The guy I’m thinking of reckoned the whole problem with American mass shootings was that they let people have guns without taking a mental health exam. He was recommending target-shooting as, he said, a tremendously calming sport. Apparently it’s meditative to squeeze a trigger and see a hole appear in the centre of a target. I told him this wouldn’t work for me because I have terrible, terrible aim. I can’t skip a stone over a lake or win a game of pool against a three-year-old or get past level 1 of a first-person-shooter video game. I didn’t add that I would fail his mental health criterion, that I have exactly the same psychiatric diagnosis as the guy who killed six people in Santa Barbara in 2014 – and also, at his age, the same difficulties with romance and sexuality that he was so enraged about.

Now if you’re wondering, no, I’ve never killed anybody, and no, I don’t think I would have done if only I’d had access to a gun at age 22. Which just goes to show: mental health is not the problem. Though hyperbolic, Michel Foucault’s assertion that mental health diagnoses are primarily a method of social control isn’t completely off the mark. I’ve seen an otherwise pleasant-seeming person try to get library security to eject another library user who was making a bit of noise, not because of the noise primarily but because – in a harsh, horrified whisper – “She’s a handicap!” As a funny-looking person myself (my fashion options are basically “deliberate eccentric” or “aimed at normal and missed”), I occasionally get things thrown at me in the street: usually water-balloons, once an egg, once a lighted cigarette. One acquaintance, when I mentioned this, responded with sympathetic incredulity “I guess some people just have mental problems.” No. This is how people treat people with mental problems. This is the behaviour of a mentally normal human being towards someone they feel entitled to disrespect.

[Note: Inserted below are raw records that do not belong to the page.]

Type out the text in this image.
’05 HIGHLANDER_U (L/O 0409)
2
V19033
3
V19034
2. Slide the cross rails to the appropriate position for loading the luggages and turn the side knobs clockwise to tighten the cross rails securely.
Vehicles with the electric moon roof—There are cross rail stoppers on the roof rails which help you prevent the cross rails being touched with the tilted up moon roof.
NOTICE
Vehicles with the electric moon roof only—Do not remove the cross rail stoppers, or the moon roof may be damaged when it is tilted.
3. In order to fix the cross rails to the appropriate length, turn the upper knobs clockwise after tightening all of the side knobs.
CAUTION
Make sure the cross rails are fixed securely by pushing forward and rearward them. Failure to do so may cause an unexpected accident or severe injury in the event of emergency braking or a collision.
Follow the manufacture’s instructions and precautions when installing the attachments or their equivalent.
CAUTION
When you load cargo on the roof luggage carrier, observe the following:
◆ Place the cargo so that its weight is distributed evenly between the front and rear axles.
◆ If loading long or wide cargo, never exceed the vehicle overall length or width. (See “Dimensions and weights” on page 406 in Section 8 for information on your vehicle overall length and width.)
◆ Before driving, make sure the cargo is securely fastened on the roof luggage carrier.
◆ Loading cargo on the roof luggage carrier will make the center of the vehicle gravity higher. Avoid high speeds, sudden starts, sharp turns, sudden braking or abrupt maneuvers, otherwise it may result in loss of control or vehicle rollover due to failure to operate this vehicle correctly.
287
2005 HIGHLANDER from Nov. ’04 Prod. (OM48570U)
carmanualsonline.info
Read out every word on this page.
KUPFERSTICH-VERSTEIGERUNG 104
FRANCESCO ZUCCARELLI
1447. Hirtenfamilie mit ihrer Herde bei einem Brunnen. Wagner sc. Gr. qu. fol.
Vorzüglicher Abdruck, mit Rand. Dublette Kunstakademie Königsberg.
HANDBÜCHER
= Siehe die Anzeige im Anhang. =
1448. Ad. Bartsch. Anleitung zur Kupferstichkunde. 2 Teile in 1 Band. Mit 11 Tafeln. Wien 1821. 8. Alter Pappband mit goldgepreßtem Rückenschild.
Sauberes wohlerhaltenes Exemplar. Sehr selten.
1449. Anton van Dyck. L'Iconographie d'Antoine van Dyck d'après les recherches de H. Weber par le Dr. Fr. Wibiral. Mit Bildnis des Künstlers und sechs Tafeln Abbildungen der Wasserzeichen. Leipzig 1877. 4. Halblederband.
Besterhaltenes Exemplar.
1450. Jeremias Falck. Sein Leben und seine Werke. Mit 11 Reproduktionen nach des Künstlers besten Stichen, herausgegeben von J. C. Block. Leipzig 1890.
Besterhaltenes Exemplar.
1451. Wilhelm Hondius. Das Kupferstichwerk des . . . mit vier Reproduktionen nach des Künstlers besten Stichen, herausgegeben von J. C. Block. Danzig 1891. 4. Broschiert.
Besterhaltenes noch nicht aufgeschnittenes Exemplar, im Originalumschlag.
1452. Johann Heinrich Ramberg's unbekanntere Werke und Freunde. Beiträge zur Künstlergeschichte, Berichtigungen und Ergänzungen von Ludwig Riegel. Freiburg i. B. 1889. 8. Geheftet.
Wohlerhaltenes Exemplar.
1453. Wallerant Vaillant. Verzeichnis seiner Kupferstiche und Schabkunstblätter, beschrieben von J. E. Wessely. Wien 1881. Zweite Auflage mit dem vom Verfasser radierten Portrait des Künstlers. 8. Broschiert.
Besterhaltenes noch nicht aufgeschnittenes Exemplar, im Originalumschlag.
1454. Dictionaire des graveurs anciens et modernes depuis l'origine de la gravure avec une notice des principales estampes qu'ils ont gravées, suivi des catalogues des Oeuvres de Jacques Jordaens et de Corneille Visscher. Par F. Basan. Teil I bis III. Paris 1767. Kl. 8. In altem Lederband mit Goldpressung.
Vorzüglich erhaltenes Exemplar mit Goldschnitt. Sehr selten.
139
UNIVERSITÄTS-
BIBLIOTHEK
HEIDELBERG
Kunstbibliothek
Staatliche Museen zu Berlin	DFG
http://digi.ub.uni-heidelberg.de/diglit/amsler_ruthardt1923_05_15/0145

I’d be remiss if I didn’t concede that like most laws, in practice if not on paper, gun restrictions disproportionately target people of colour. That has certainly been the case in New Zealand, from 1869 when selling guns to Māori became a crime to 2007 when armed police stopped traffic and raided people’s homes and arrested seventeen people, most of them Māori, on dodgy charges under the Terrorism Suppression Act. It’ll be the tenth anniversary in about a week, and I don’t think we should let them forget. But to suggest that Americans of colour are better off with their on-paper right to bear arms would be a joke in very poor taste. Ask Tamir Rice or Philando Castile how that worked out for them.

There’s always a lot of discourse about either race or mental illness after mass killings, depending on whether the killer was white. You don’t hear so much about gender, despite the fact that it’s a better predictor of deadly violence than either. I know of only one mass shooting by a woman ever, that being the one that inspired the Boomtown Rats song I Don’t Like Mondays. What does seem to come out repeatedly when people analyse these killers’ backgrounds after the police have shot them dead is anger, hatred, possessiveness, and entitlement, and especially towards women. It’s entirely unsurprising to me that people remember the Las Vegas killer pushing his girlfriend around.

Anger and possessiveness are going to take a lot of time and work to expunge from the culture. In the meantime, the quickest way to make a difference is to prevent these people from getting their hands on the means to kill dozens from a distance. In the longer term I can’t help thinking that the American sanctification of the right to bear arms – that is, the right to have the power to kill – itself encourages the attitude that deadly violence is an appropriate response to perceived social wrongs. Either way, America, you’re never going to fix this problem you have without gun control.